Walk for Reconciliation Touches the Heart of Downtown Vancouver
Featured / October 4, 2017
The event was followed by speeches from Mayor Robertson, Premier Horgan, and National Chief Perry Bellegarde, among others
Tens of thousands of people marched from the Queen Elizabeth Theatre to Strathcona Park, a distance of two kilometers, in the Walk for Reconciliation on Sept. 24.
The event was an effort to better relationships between Indigenous people and all Canadians. The organizers of the Walk also hoped to raise awareness of the goals set out by the Truth and Reconciliation Commission, and to honour survivors of, and those who died in, Canada’s residential schools.
Deborah Stewart, one of the lead marchers in the Reconciliation Walk, said that she hopes the Walk helped people learn about healing.
“My mom went to residential school for 12 years,” Stewart said at the event. “She has a lot of healing to do.”
At Strathcona Park the walkers began taking part in the Reconciliation Expo, which hosted several high-profile speakers, musicians, Bhangra dancers, singers, and artists. Musqueam Nation Chief Wayne Sparrow and the Minister of Justice and Attorney General Jodi Wilson-Raybould were the first to take to the stage.
“I wish CNN was here to see what Trump’s doing to the U.S.,” said Chief Sparrow. “He’s separating them. Our government is bringing everyone together.”
Wilson-Raybould commented on the “substantive role” that the federal government plays in achieving reconciliation. She said that people need to steer away from conflict and protests and refocus on partnership and cooperation with their Indigenous counterparts to achieve this goal, adding that both sides “have a lot of incredible work to do.”

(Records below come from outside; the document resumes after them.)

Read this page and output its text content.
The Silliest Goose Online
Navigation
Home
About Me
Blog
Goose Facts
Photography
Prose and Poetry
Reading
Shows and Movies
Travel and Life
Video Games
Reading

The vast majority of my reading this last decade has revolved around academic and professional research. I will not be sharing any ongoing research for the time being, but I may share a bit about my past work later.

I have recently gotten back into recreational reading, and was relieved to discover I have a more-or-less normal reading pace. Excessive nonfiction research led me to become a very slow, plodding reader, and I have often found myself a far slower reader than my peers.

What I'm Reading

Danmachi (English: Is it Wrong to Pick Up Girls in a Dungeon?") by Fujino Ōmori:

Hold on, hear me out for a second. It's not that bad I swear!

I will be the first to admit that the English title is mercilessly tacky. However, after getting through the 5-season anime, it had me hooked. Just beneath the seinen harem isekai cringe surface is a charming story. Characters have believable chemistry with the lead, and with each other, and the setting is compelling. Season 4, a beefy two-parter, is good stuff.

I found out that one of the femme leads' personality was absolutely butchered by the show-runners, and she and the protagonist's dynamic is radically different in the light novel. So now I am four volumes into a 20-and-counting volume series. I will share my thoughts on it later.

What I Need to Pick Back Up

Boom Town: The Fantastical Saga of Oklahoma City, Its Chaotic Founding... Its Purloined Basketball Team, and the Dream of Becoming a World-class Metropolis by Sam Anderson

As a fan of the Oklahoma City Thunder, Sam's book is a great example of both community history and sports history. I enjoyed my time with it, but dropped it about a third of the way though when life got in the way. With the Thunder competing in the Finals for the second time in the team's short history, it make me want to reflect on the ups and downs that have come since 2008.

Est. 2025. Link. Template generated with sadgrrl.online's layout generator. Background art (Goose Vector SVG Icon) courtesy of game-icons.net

Afterwards, several high-profile guests took part in a traditional blanketing ceremony of the Coast Salish people. According to Chief Campbell, wrapping the blankets around one another is symbolic of embracing each other with love, honour, and respect.
“No one here in Canada may have had a direct hand in that dark chapter of our shared history, and maybe no one here today had any connection at all to the residential schools, or even that Indian Act,” said National Chief Perry Bellegarde of the Assembly of First Nations. “But you can all still play an important role in rebuilding our shared future.”
Chief Bellegarde encouraged attendees to forget preconceived notions about First Nations people, and told everyone they can help by “challenging prejudices when you see it, racism when you see it, discrimination when you see it, and by not accepting the status quo.”
Premier of British Columbia John Horgan and Minister of Indigenous Relations and Reconciliation Scott Fraser took to the stage together.
“Thousands of people, Indigenous and non-Indigenous, standing together is a demonstration of true reconciliation,” said Premier Horgan. “The new government accepts and embraces the UN Declaration on the Rights of Indigenous People.”
“We have a chance to atone for past wrongs,” added Fraser. “We have the chance right now to make reconciliation a reality.”
A few of the speakers choked back tears as they addressed the crowd. The pain of those in attendance, on and off the stage, was palpable—but more powerful was the feeling of hope.
Chief Robert Joseph, Ambassador for Reconciliation Canada, and Liana Martin, a Councilor for the Tsleil-Waututh First Nation, were the final speakers at the event.
“As a survivor of residential schools, I never knew that anybody cared. I never knew that … people of other colours could care,” said Chief Joseph. “We had waited, some of us, for a lifetime for somebody to validate the things we had always known.”
Vancouver Mayor Gregor Robertson announced that the Squamish, Tsleil-Waututh, and Musqueam First Nations flags will be displayed inside of Vancouver’s council chambers, and that Queen Elizabeth Theatre and the Vancouver Art Gallery will be renamed to honour B.C.’s Indigenous people.